The Unseen

http://www.theguardian.com/world/2013/dec/22/abu-dhabi-migrant-workers-conditions-shame-west

Construction workers being treated terribly…being indebted for a year for exorbitant “recruitment fees” as soon as they land…squalid dorms…employers confiscating passports…accident victims receiving tardy and insufficient medical care. This sounds familiar. I think the most powerful allegory for early 21st century globalisation that most people haven’t read is “The Book of D’ni” based on the Myst computer games. (SPOILERS FOLLOW)

Atrus and his proteges trying to rebuild D’ni stumbled on a lost civilisation called Terahnee. They found that the D’ni had cut off relationships because Terahnee was a slave society. They had beautiful homes and monuments and amazing technology, but behind it all were slaves from hundreds of planets called “relyimah”, “the unseen”. A slave could be beaten for being seen and killed for touching a Terahnee master. I read the Myst trilogy shortly after moving to Singapore in 2009. The concept of “unseen” labourers struck me forcibly when I realised a featureless white building at a construction site in Singapore that I walked past every day had people living in it.
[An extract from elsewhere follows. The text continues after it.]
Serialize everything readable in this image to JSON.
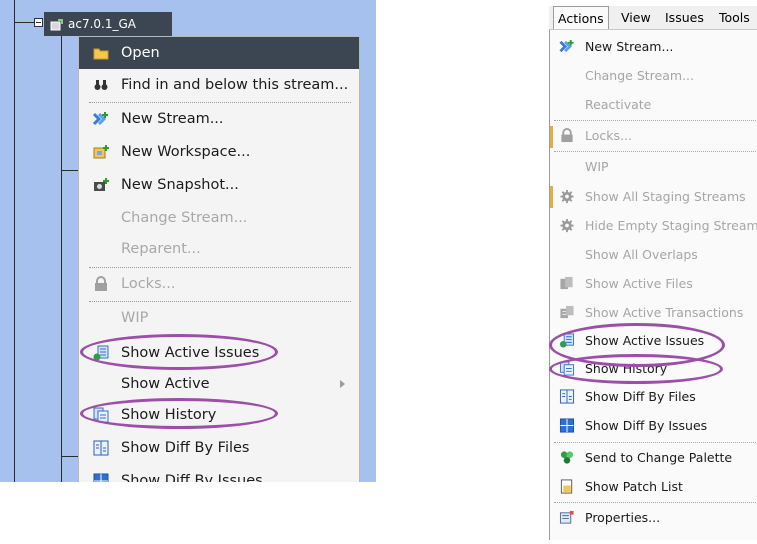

I have worked as a foreigner in other countries for many years. If an employer demanded I hand over my passport to prevent me from running away I would certainly tell them to go sodomise themself. Obviously white-collar “expats” have power and privileges that blue-collar “migrant workers” don’t. But these people are having their basic human rights and rights under the laws of host countries violated while the governments turn a blind eye and/or side with the bosses. It’s so damn unfair.